21 Réponses à “Lettre à l’expert visiteur”

  1. Dominique Dupagne 1 juin 2015 à 10:02 #

    Je crois que je vais vraiment garder comme titre pour mon prochain livre : QMC (Qualité Mes Couilles). Ta démonstration est superbe.

    • docteursachs 1 juin 2015 à 12:42 #

      Je réserve dès à présent mon exemplaire!

  2. docmamz 1 juin 2015 à 10:52 #

    Moi, j’aime bien laisser des commentaires, même si c’est pour répéter des choses que tu sais.

    Au cas où tu en doutes encore, ou que tu culpabilises d’arrêter (ce que tu sais très bien faire) : tu as raison.

    C’est dommage, c’est rageant, c’est d’une absurdité sans nom, mais c’est une machine plus grosse que nous, et nous, nos idéaux et notre belle vision de notre métier, on va se faire écraser à essayer de lutter contre ça.

    J’ai pas encore fini mon cheminement, mais j’ai déjà compris que quoiqu’on fasse, on sera perdant. Et sûrement que les patients aussi.

    En sachant ça, et malgré la rage que ça peut mettre au ventre, le plus absurde serait de rester et de mourir d’épuisement ou écrasé par la machine.
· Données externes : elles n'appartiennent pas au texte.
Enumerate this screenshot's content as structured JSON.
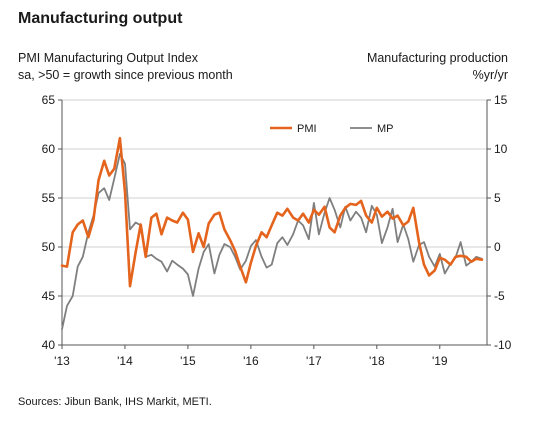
{
  "page": {
    "title": "Manufacturing output",
    "left_axis_title_line1": "PMI Manufacturing Output Index",
    "left_axis_title_line2": "sa, >50 = growth since previous month",
    "right_axis_title_line1": "Manufacturing production",
    "right_axis_title_line2": "%yr/yr",
    "source": "Sources: Jibun Bank, IHS Markit, METI."
  },
  "colors": {
    "pmi": "#e4641d",
    "mp": "#7f7f7f",
    "grid": "#d0d0d0",
    "axis": "#555555"
  },
  "chart_data": {
    "type": "line",
    "title": "Manufacturing output",
    "x_tick_labels": [
      "'13",
      "'14",
      "'15",
      "'16",
      "'17",
      "'18",
      "'19"
    ],
    "xlim": [
      2013.0,
      2019.75
    ],
    "ylim_left": [
      40,
      65
    ],
    "yticks_left": [
      40,
      45,
      50,
      55,
      60,
      65
    ],
    "ylim_right": [
      -10,
      15
    ],
    "yticks_right": [
      -10,
      -5,
      0,
      5,
      10,
      15
    ],
    "grid": "horizontal",
    "legend_placement": "top-right",
    "series": [
      {
        "name": "PMI",
        "axis": "left",
        "x": [
          2013.0,
          2013.08,
          2013.17,
          2013.25,
          2013.33,
          2013.42,
          2013.5,
          2013.58,
          2013.67,
          2013.75,
          2013.83,
          2013.92,
          2014.0,
          2014.08,
          2014.17,
          2014.25,
          2014.33,
          2014.42,
          2014.5,
          2014.58,
          2014.67,
          2014.75,
          2014.83,
          2014.92,
          2015.0,
          2015.08,
          2015.17,
          2015.25,
          2015.33,
          2015.42,
          2015.5,
          2015.58,
          2015.67,
          2015.75,
          2015.83,
          2015.92,
          2016.0,
          2016.08,
          2016.17,
          2016.25,
          2016.33,
          2016.42,
          2016.5,
          2016.58,
          2016.67,
          2016.75,
          2016.83,
          2016.92,
          2017.0,
          2017.08,
          2017.17,
          2017.25,
          2017.33,
          2017.42,
          2017.5,
          2017.58,
          2017.67,
          2017.75,
          2017.83,
          2017.92,
          2018.0,
          2018.08,
          2018.17,
          2018.25,
          2018.33,
          2018.42,
          2018.5,
          2018.58,
          2018.67,
          2018.75,
          2018.83,
          2018.92,
          2019.0,
          2019.08,
          2019.17,
          2019.25,
          2019.33,
          2019.42,
          2019.5,
          2019.58,
          2019.67
        ],
        "values": [
          48.1,
          48.0,
          51.5,
          52.3,
          52.7,
          51.0,
          52.8,
          56.8,
          58.8,
          57.3,
          58.0,
          61.1,
          55.6,
          46.0,
          49.5,
          52.3,
          49.0,
          53.0,
          53.4,
          51.3,
          53.0,
          52.7,
          52.5,
          53.5,
          52.8,
          49.5,
          51.4,
          50.0,
          52.4,
          53.3,
          53.5,
          51.8,
          50.7,
          49.6,
          48.0,
          46.4,
          48.4,
          50.1,
          51.5,
          51.0,
          52.2,
          53.5,
          53.2,
          53.9,
          53.0,
          52.7,
          53.4,
          52.5,
          53.8,
          53.3,
          54.1,
          52.0,
          51.5,
          53.2,
          54.0,
          54.4,
          54.3,
          54.7,
          53.2,
          52.5,
          54.0,
          53.1,
          53.6,
          52.9,
          53.2,
          52.2,
          52.6,
          54.0,
          50.5,
          48.2,
          47.1,
          47.6,
          48.9,
          48.7,
          48.2,
          49.0,
          49.1,
          49.0,
          48.5,
          48.8,
          48.7
        ]
      },
      {
        "name": "MP",
        "axis": "right",
        "x": [
          2013.0,
          2013.08,
          2013.17,
          2013.25,
          2013.33,
          2013.42,
          2013.5,
          2013.58,
          2013.67,
          2013.75,
          2013.83,
          2013.92,
          2014.0,
          2014.08,
          2014.17,
          2014.25,
          2014.33,
          2014.42,
          2014.5,
          2014.58,
          2014.67,
          2014.75,
          2014.83,
          2014.92,
          2015.0,
          2015.08,
          2015.17,
          2015.25,
          2015.33,
          2015.42,
          2015.5,
          2015.58,
          2015.67,
          2015.75,
          2015.83,
          2015.92,
          2016.0,
          2016.08,
          2016.17,
          2016.25,
          2016.33,
          2016.42,
          2016.5,
          2016.58,
          2016.67,
          2016.75,
          2016.83,
          2016.92,
          2017.0,
          2017.08,
          2017.17,
          2017.25,
          2017.33,
          2017.42,
          2017.5,
          2017.58,
          2017.67,
          2017.75,
          2017.83,
          2017.92,
          2018.0,
          2018.08,
          2018.17,
          2018.25,
          2018.33,
          2018.42,
          2018.5,
          2018.58,
          2018.67,
          2018.75,
          2018.83,
          2018.92,
          2019.0,
          2019.08,
          2019.17,
          2019.25,
          2019.33,
          2019.42,
          2019.5,
          2019.58,
          2019.67
        ],
        "values": [
          -8.4,
          -6.0,
          -5.0,
          -2.0,
          -1.0,
          1.5,
          3.2,
          5.5,
          6.0,
          4.8,
          7.0,
          9.5,
          8.5,
          1.8,
          2.5,
          2.2,
          -1.0,
          -0.8,
          -1.2,
          -1.5,
          -2.5,
          -1.4,
          -1.8,
          -2.2,
          -2.8,
          -5.0,
          -2.2,
          -0.5,
          0.3,
          -2.7,
          -0.8,
          0.3,
          0.0,
          -1.0,
          -2.3,
          -1.4,
          0.1,
          0.7,
          -1.0,
          -2.1,
          -1.8,
          0.4,
          1.0,
          0.2,
          1.3,
          2.7,
          2.2,
          0.8,
          4.5,
          1.3,
          3.5,
          5.0,
          3.8,
          2.0,
          4.1,
          2.7,
          3.6,
          3.0,
          1.5,
          4.2,
          3.3,
          0.4,
          2.0,
          3.9,
          0.5,
          2.3,
          0.8,
          -1.5,
          0.2,
          0.5,
          -1.0,
          -2.0,
          -0.7,
          -2.7,
          -1.7,
          -1.1,
          0.5,
          -1.9,
          -1.5,
          -1.0,
          -1.2
        ]
      }
    ]
  }
}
    Parce que n’oublions pas que l’important, c’est pas que tu te tues à la tâche, que le patient aille bien, qu’il soit heureux de sa prise en charge, qu’il ait pu rentrer chez lui ou mourir dans de bonnes conditions-en-suivant-le-protocole-s’il-plaît-merci.
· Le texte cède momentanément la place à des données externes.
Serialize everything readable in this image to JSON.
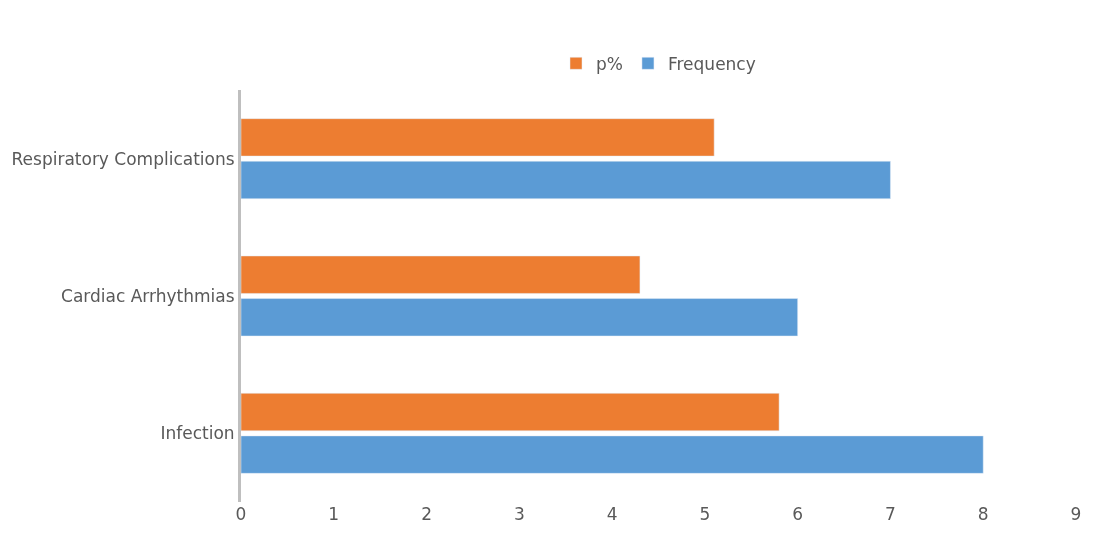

    Le plus important, c’est ce qui est noté dans le dossier.

  3. Benattar Jean Michel 1 juin 2015 à 13:34 #

    La démarche qualité est inhumaine, le soin est humain. Savez-vous s’il y a des expérimentations d’hôpital magnétique en France (décrit dans « La revanche du rameur » de Dominique Dupagne »). L’hôpital magnétique étant un hôpital où il fait bon travailler et bon se faire soigner. Le travail y a un sens et la Qualité Complexe des échanges interhumains n’est pas mesurable.
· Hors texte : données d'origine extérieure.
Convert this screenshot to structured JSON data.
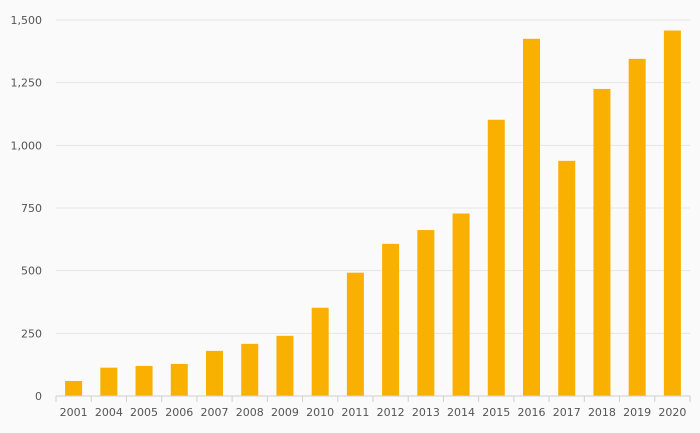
{
  "chart_data": {
    "type": "bar",
    "title": "",
    "xlabel": "",
    "ylabel": "",
    "categories": [
      "2001",
      "2004",
      "2005",
      "2006",
      "2007",
      "2008",
      "2009",
      "2010",
      "2011",
      "2012",
      "2013",
      "2014",
      "2015",
      "2016",
      "2017",
      "2018",
      "2019",
      "2020"
    ],
    "values": [
      60,
      113,
      120,
      128,
      180,
      208,
      240,
      352,
      492,
      607,
      662,
      728,
      1102,
      1425,
      938,
      1225,
      1345,
      1458
    ],
    "ylim": [
      0,
      1500
    ],
    "yticks": [
      0,
      250,
      500,
      750,
      1000,
      1250,
      1500
    ],
    "ytick_labels": [
      "0",
      "250",
      "500",
      "750",
      "1,000",
      "1,250",
      "1,500"
    ],
    "grid": true,
    "bar_color": "#f9b000"
  }
}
  4. nfkb 1 juin 2015 à 14:56 #

    à Docmamz oui et non…

    moi j’en ai marre de ces conneries aussi, alors je les fais moins et bientôt plus. ecrire ci, écrire ça, sous prétexte, qu’il faut c’est de la connerie et faire contre sa nature ça fait mal au derche et ça pousse au burn out

    continuons de faire vivre nos idéaux! juste je ne m’investis dans rien qui ressemble de près ou de loin à un truc adminstratif

    • docmamz 1 juin 2015 à 21:23 #

      Malheureusement pour nous libéraux, dans un hôpital ne comptant qu’un seul service de 30 lits, géré aux 2/3 par des libéraux, y mettre le pied c’est forcément mettre le pied dans ces conneries administratives.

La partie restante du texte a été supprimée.